First of all, I just want to say: Yesterday at church....man, it was such. a. good. day!
That morning, I had asked the Lord to re-confirm to me the message that I had received from him on Friday, and he sure did.
I felt the spirit so strong all day, received multiple, unrelated, but beautiful insights during the various classes, and enjoyed a great lesson taught by my friend in Young Women.
I felt a very loving, comforting feeling particularly as we sang "I'll Go Where You Want Me to Go" in Sacrament meeting..."if, by a still, small voice, he calls to paths that I do not know, I'll answer, dear Lord, with my hand in thine: I'll go where you want me to go...I'll say what you want me to I say."
When I was a youth in the church, there was a period of time when we were required, as a congregation, to sing a practice hymn together after Sacrament meeting. I guess that was technically the beginning of Sunday School opening exercises or something. (Does anyone else remember that?)
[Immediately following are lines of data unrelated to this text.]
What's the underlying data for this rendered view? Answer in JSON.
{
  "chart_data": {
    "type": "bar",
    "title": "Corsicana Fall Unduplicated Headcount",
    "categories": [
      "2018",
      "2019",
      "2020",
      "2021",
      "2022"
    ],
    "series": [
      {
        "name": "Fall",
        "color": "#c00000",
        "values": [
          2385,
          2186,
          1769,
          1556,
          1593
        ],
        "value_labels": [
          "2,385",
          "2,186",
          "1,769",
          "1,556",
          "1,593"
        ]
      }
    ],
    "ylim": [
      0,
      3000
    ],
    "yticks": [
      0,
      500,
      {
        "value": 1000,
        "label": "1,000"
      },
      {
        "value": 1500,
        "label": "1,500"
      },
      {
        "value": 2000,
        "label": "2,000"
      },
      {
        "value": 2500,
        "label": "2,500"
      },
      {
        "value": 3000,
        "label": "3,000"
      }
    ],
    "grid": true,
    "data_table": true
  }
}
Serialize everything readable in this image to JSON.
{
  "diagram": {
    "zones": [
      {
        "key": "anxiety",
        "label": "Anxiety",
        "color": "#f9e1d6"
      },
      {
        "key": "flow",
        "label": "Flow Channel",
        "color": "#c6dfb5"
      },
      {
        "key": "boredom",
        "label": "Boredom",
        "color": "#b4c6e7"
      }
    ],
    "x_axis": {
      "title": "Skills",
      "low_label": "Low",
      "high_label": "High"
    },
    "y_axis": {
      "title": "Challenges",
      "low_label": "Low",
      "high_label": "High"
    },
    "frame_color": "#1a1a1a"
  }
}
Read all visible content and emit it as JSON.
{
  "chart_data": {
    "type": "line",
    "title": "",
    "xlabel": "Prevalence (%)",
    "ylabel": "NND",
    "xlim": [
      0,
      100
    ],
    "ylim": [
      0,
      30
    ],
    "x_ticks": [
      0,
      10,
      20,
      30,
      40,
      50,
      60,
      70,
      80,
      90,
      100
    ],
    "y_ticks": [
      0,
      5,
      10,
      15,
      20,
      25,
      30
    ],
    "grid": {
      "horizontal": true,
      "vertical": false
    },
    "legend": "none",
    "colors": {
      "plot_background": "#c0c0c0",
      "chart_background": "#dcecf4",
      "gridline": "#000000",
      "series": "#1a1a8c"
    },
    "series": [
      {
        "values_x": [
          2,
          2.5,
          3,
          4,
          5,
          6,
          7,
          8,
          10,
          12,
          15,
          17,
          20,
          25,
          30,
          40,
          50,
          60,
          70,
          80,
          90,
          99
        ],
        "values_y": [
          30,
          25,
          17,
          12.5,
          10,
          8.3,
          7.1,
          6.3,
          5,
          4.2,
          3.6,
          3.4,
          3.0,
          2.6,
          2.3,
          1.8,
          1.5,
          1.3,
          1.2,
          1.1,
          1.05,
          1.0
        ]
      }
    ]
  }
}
I found it mildly annoying and sort of funny, as together, we fumbled through songs at the direction of a dear old sister in our ward, who was very adamant that we learn the correct beat...and not to mess up on the third verse where the wording is tricky!!
I think it was a bit of a pet peeve for her. And I noticed in church on Sunday that we did indeed botch that rhythm...even the organist, and that made me chuckle and think of my dear Primary music teacher who tried her hardest to go against the tide!
I tend to go against the tide a lot in life. Although, I haven't been totally willing to admit that to myself until now. I think the Lord knows that I'll swim upstream if he asks me to, and I think that's why he shares insights with me, because he knows I'll appreciate them, I'll write them down. He knows I'll know what to do with the information or that I'll try my best to figure it out with his help.
It's nice to be trusted by the Lord. And I only have to look back at all the ways that he has blessed me to know that he trusts me. That is a humbling feeling. I never want to let him down.
Something else happened during Sacrament meeting yesterday that made me smile. I took the opportunity during the "rest hymn" to take a quick "rest" in the bathroom with Autumn. On the way back to the chapel, I noticed two books sitting out on the "for free" table where the library has been dumping old materials for months now.
Normally, there are tons of materials that nobody wants (except me!) This time, sitting on the table was THE book that has been recommended to me many times over the last year by a few good friends...just sitting there...all mine for the taking. A tender mercy for sure!
The book is "Raising a Family Unto the Lord" by Gene R. Cook...a classic as far as I understand. I scooped up both books and swooped my large pregnant self back into our pew with a big old smile on my face.
I woke up feeling happy and close to the spirit this morning as well. During scripture study, we read in third Nephi, and I took a minute to explain to the children what it means to "be the salt of the earth," and why it is so important that we not lose our savor. Since my kids like putting salt on their food and understand that it makes food taste better...they understood what the Savior is asking when he says "Scarlett, I need you to be the salt of the earth. I need you to be better than good. I need you to keep my commandments. If you don't do it, who will?"
After breakfast, everyone scattered around the living room, and I took a few minutes to practice the piano. I started playing "Tell Me the Stories of Jesus," and I was really surprised when Scarlett started singing along. I was not aware that she knew that song.
But what a beautiful song it is. It touched my heart.
"Oh, let me hear how the children stood round his knee. I shall imagine his blessings resting on me; Words full of kindness, deeds full of grace. All in the love-light of Jesus' face."
I want to see that face some day. I want to imagine his blessings resting on me and my children listening to his words full of kindness, witnessing his deeds full of grace...
That is what we are working toward, but we must walk the treacherous path of mortality first.
I look forward to that day with so much of my being, and I have a personal testimony that the Savior does not make us walk that uncertain path alone.
He is quite near. He is quite aware of us and is not too busy to answer the questions of his "little child"...even if that question is, "Will you tell me...just one more time, please? I need to know that I heard you right!"